I had dinner with my ex-boyfriend, Reily, tonight. He's the one I've always referred to as simply the EX.
When my cab pulled up to the gourmet diner, I stepped out, called his name out, and ran to him to give him a hug.
I pulled back from the hug and absorbed the beauty of his face. The bright sweet eyes, his stubble, and the warm effusive way he smiles at me when we're not fighting.
We're at a strange point in our friendship because we both have finally taken the steps to move on. More than dating other people, its a sense of finality that hangs between us- a sense that we'll be just friends, and nothing more.
Over dinner we talked about work, or rather how talking about work seems to stress me out, and we talked about our love lives.
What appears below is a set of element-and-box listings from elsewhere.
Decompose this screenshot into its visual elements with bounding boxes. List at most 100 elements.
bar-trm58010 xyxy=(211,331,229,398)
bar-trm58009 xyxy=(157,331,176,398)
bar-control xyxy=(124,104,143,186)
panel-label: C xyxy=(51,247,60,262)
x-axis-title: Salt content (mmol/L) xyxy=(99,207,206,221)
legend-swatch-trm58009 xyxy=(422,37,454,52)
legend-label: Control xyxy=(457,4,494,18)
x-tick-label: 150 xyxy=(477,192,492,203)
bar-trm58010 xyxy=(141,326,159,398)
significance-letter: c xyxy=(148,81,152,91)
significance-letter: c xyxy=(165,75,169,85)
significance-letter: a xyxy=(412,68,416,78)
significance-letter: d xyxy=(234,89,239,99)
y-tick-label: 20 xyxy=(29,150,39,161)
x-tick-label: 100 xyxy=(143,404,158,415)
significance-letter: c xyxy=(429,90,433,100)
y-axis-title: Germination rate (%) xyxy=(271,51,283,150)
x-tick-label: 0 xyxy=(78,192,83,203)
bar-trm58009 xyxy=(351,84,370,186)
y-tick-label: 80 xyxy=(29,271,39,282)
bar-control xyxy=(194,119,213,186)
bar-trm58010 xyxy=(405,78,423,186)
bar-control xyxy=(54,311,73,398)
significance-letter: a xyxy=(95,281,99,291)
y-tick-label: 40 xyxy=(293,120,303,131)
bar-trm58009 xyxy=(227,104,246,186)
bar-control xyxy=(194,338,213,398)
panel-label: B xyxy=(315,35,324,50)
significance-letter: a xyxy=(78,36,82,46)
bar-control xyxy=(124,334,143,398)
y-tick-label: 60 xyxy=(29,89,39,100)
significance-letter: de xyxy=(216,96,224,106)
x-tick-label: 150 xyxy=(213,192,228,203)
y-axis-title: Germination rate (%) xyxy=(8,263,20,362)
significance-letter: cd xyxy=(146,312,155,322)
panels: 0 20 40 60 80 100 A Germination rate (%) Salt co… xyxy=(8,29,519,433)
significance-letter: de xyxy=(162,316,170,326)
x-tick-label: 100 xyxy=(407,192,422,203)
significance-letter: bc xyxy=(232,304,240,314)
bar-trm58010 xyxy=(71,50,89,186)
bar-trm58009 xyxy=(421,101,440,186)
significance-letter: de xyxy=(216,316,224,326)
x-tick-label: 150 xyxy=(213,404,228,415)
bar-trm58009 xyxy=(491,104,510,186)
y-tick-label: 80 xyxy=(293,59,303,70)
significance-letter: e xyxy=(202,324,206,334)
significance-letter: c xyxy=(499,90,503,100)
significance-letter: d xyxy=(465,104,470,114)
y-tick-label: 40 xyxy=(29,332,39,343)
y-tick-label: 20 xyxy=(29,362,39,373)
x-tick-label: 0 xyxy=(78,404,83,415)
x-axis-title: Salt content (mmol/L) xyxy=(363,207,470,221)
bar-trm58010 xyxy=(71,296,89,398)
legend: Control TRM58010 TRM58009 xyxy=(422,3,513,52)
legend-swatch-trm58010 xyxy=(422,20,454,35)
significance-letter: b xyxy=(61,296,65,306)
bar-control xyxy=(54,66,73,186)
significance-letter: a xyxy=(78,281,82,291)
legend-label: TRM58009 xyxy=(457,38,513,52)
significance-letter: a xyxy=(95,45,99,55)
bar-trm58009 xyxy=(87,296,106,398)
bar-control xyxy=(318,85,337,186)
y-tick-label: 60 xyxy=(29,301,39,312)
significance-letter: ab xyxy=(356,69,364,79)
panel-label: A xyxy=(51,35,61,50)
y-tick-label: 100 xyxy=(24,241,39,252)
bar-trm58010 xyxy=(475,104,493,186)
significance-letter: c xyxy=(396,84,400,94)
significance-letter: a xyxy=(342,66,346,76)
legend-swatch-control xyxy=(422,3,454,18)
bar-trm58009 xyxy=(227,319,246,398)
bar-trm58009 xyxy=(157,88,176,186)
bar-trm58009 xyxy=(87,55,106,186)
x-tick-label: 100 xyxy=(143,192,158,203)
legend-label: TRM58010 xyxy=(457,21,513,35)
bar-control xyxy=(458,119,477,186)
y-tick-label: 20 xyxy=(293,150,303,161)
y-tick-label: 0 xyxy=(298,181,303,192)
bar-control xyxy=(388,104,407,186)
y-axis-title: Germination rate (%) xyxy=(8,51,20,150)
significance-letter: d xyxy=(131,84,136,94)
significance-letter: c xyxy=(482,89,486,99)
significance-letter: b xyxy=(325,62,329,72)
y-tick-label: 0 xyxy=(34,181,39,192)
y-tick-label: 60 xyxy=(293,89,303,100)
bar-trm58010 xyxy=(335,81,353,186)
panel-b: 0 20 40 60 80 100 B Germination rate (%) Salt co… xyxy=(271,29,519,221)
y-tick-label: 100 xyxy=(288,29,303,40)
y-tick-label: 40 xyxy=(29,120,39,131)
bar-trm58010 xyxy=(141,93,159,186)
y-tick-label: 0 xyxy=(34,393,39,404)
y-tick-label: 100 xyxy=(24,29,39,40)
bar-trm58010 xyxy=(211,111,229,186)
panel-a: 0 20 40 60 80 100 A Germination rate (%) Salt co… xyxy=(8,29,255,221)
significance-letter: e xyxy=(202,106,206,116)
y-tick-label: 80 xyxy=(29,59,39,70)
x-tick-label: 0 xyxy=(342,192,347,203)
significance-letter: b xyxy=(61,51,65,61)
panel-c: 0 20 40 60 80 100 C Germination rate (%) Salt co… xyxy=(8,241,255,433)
The subject of your love life is tricky with any ex, but its especially strange with Reilly because as insane as it sounds, I'm still in love with him. In love with him like an alcoholic is in love with liquor. I know the relationship is horrible for me. We fight. We bicker. I break out. And all of our friends plead for us to break-up for good.
But as we spoke about the new men in our lives, it was comforting to know that Reily will most likely move on, and will find love again post-psychotic me. And that I will too.
And that no matter what the future brings, he'll still occasionally wait on a bench outside a restaurant for me, me always 10 minutes late, willing to give me that big hug once again.